Zwickmühle: Schilder vs. Sinn
Schilder sind Verwaltungsakte und gelten insofern als Vorschrift, die es einzuhalten gilt. Verstanden! Das regelmäßige Lesen des Forums „Verkehr & Sicherheit“ bringt es aber immer wieder an die Tagesordnung: Recht ist das Eine, Gesetz das Zweite, Praxis das Dritte. Selbst unter denjenigen hier, die sich recht viel mit der Materie beschäftigen ob nun Anwalt, Polizist oder Hobbyrichter, gibt es regelmäßig Überraschungen, wie sich welche Frage auflöst und was Grundsatzurteile etc. dazu sagen.
Dies alles auf die Seite gekehrt, interessiert mich was tatsächlich passiert, was Praxis ist, warum wir wie handeln und ob das Wissen oder Unwissen gepaart mit dem Mut zur individuellen Entscheidung wider der Regel Usus ist.
Dazu habe ich ein paar Beispiele, wo ich mich immer wieder frage, wie ich es denn jetzt richtig oder praktisch machen soll:
- Geschwindigkeitsbegrenzungen via Wechsellichtzeichen (Schilderbrücke): Wie oft finden wir die Situation, dass ein angezeigtes Tempolimit nach einer Anschlussstelle oder gar einem Autobahnkreuz nicht widerholt wird. Hatte der Beamt etwa eine Aufhebung im Kopf und dachte sich, wenn nix da steht sollen sie doch fahren, oder hat er nicht an die gedacht, die frisch auf die Bahn kommen?
- Vergessene Schilder nach Baustellen oder sonstigen Einschränkungen. Gerne auch mal 3 Monate nach einer Rollsplitattacke auf die Fahrspur wird noch ein 80 Schild gesehen, dass de facto Unfug ist.
- Ein zu früh stehendes neues (temporäres) Schild „80 Baustelle“, hinter dem in wenigem Abstand dann das dort übliche und alte „120“ prangt.
- Ein „30 Schule“ Nachts um halb 4.
- Ein „80 Straßenschäden“, dass quer über die ganze BAB geht, auch mal nur für 30 Meter, wenn ich doch weiß, dass es nur die rechte Spur betrifft.
Insgesamt fallen diese Dinge sehr häufig dann auf, wenn man echt ortskundig ist. Da die Rechtsprechung von Ortskundigen erwartet, dass sie aufgrund ihrer Ortskundigkeit auch Geschwindigkeitsbeschränkungen beachten, wenn sie aufgrund falsch stehender Schilder nicht gesehen werden, der Ortskundige aber weiß, dass sie dort existiert, gilt es dann im Umkehrschluss, dass ich ein Schild ignorieren kann, wenn ich weiß, dass es eigentlich nicht dort stehen soll?
Jetzt bitte keine Einzeldiskussion über die rechtliche Frage, klar ist, dass eine Geschwindigkeitsbeschränkung gilt, bis sie durch ein Schild aufgehoben wird oder ich mich auf einer neuen Straße befinde.

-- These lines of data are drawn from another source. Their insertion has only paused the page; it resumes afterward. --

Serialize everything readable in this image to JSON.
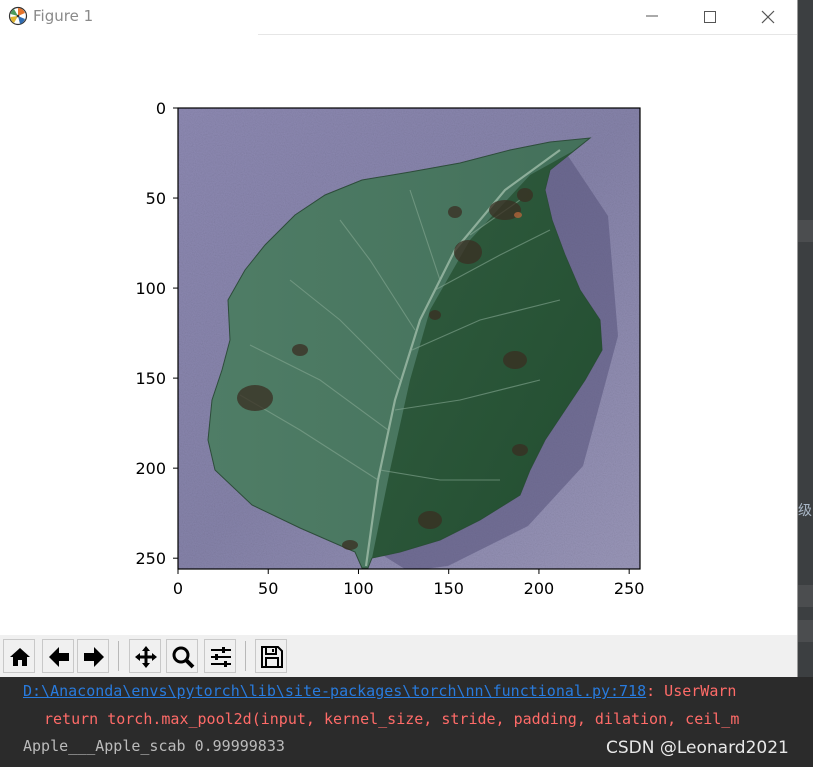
{
  "window": {
    "title": "Figure 1",
    "controls": {
      "minimize": "minimize",
      "maximize": "maximize",
      "close": "close"
    }
  },
  "plot": {
    "x_ticks": [
      "0",
      "50",
      "100",
      "150",
      "200",
      "250"
    ],
    "y_ticks": [
      "0",
      "50",
      "100",
      "150",
      "200",
      "250"
    ],
    "image_subject": "apple leaf with dark scab lesions on lavender background"
  },
  "toolbar": {
    "buttons": [
      "home-icon",
      "back-arrow-icon",
      "forward-arrow-icon",
      "pan-icon",
      "zoom-icon",
      "configure-subplots-icon",
      "save-icon"
    ]
  },
  "console": {
    "path_link": "D:\\Anaconda\\envs\\pytorch\\lib\\site-packages\\torch\\nn\\functional.py:718",
    "warning_suffix": ": UserWarn",
    "code_line": "return torch.max_pool2d(input, kernel_size, stride, padding, dilation, ceil_m",
    "result_line": "Apple___Apple_scab 0.99999833"
  },
  "watermark": "CSDN @Leonard2021",
  "ide_glyph": "级",
  "colors": {
    "console_bg": "#2b2b2b",
    "link": "#287bde",
    "error_text": "#ff6b68",
    "plain_text": "#bbbbbb",
    "leaf_green": "#3e6b4f",
    "background_lavender": "#8a87ad"
  }
}
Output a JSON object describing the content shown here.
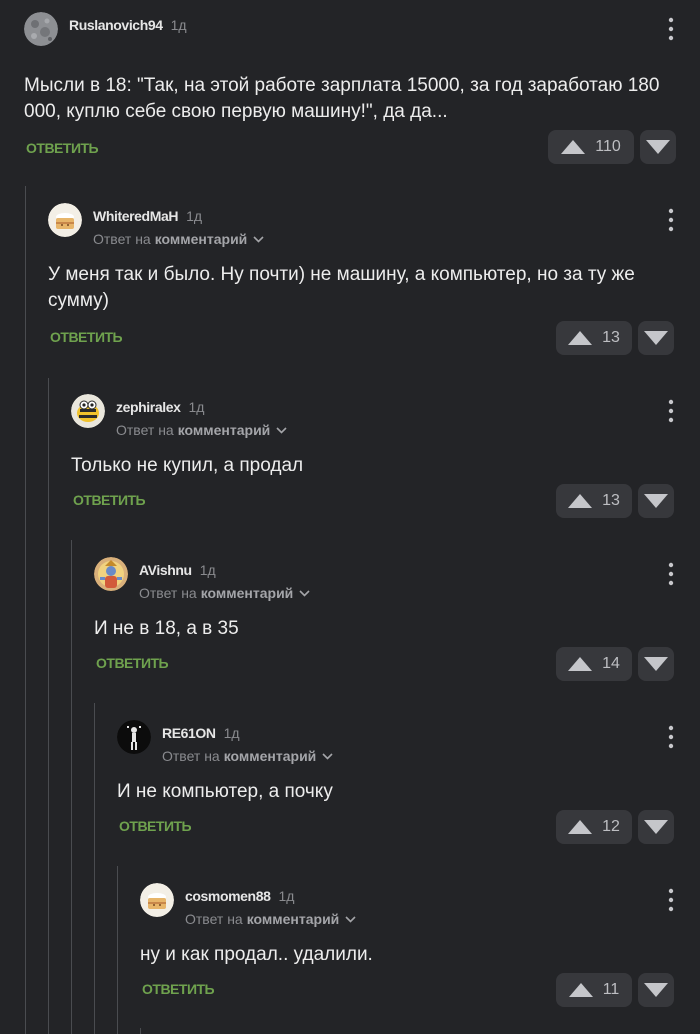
{
  "reply_label": "ОТВЕТИТЬ",
  "reply_prefix": "Ответ на",
  "reply_target": "комментарий",
  "comments": [
    {
      "username": "Ruslanovich94",
      "age": "1д",
      "avatar": "moon-avatar",
      "text": "Мысли в 18: \"Так, на этой работе зарплата 15000, за год заработаю 180 000, куплю себе свою первую машину!\", да да...",
      "votes": "110"
    },
    {
      "username": "WhiteredMaH",
      "age": "1д",
      "avatar": "cake-avatar",
      "text": "У меня так и было. Ну почти) не машину, а компьютер, но за ту же сумму)",
      "votes": "13"
    },
    {
      "username": "zephiralex",
      "age": "1д",
      "avatar": "bee-avatar",
      "text": "Только не купил, а продал",
      "votes": "13"
    },
    {
      "username": "AVishnu",
      "age": "1д",
      "avatar": "deity-avatar",
      "text": "И не в 18, а в 35",
      "votes": "14"
    },
    {
      "username": "RE61ON",
      "age": "1д",
      "avatar": "figure-avatar",
      "text": "И не компьютер, а почку",
      "votes": "12"
    },
    {
      "username": "cosmomen88",
      "age": "1д",
      "avatar": "cake-avatar",
      "text": "ну и как продал.. удалили.",
      "votes": "11"
    }
  ],
  "colors": {
    "background": "#232427",
    "reply_link": "#6fa24e",
    "vote_button": "#37383c",
    "thread_line": "#4a4c50"
  }
}
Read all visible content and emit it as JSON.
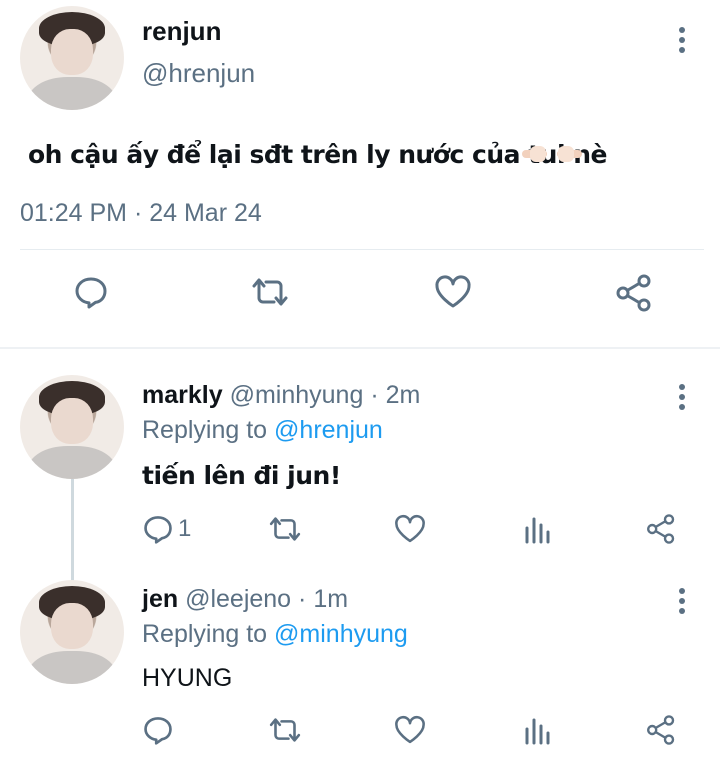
{
  "main_tweet": {
    "name": "renjun",
    "handle": "@hrenjun",
    "text": "oh cậu ấy để lại sđt trên ly nước của tui nè",
    "timestamp": "01:24 PM · 24 Mar 24"
  },
  "replies": [
    {
      "name": "markly",
      "handle": "@minhyung",
      "time": "· 2m",
      "replying_prefix": "Replying to",
      "replying_to": "@hrenjun",
      "text": "tiến lên đi jun!",
      "reply_count": "1"
    },
    {
      "name": "jen",
      "handle": "@leejeno",
      "time": "· 1m",
      "replying_prefix": "Replying to",
      "replying_to": "@minhyung",
      "text": "HYUNG",
      "reply_count": ""
    }
  ],
  "colors": {
    "primary_text": "#0f1419",
    "secondary_text": "#5b7083",
    "link": "#1d9bf0",
    "divider": "#e6ecf0"
  },
  "icons": {
    "main_actions": [
      "reply-icon",
      "retweet-icon",
      "like-icon",
      "share-icon"
    ],
    "reply_actions": [
      "reply-icon",
      "retweet-icon",
      "like-icon",
      "analytics-icon",
      "share-icon"
    ],
    "menu": "more-vertical-icon"
  }
}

Und klar ist auch, dass das gilt was dort steht oder das was ich weiß, was dort stehen müsste. Selbst Hinweise: Bitte bei Bauamt melden und das Schild wird korrigiert/weggeräumt, sollen hier nicht ankommen.
Ich frage mich: Wie macht ihr das, wenn ihr in der Zwickmühle zwischen Schild und sinnvollem Straßenverkehr steckt?
Gruß
Stefan
(Entscheidet mal so und mal so)
Beste Antwort im Thema
Wenn ein Schild mir vorschreibt was ich zu tun habe halte ich mich dran. Ich habe keine Lust und maaße mir auch nicht an zu entscheiden ob das Schild sinnvoll, sinnlos, vergessen, zu früh aufgestellt.... wurde/ist.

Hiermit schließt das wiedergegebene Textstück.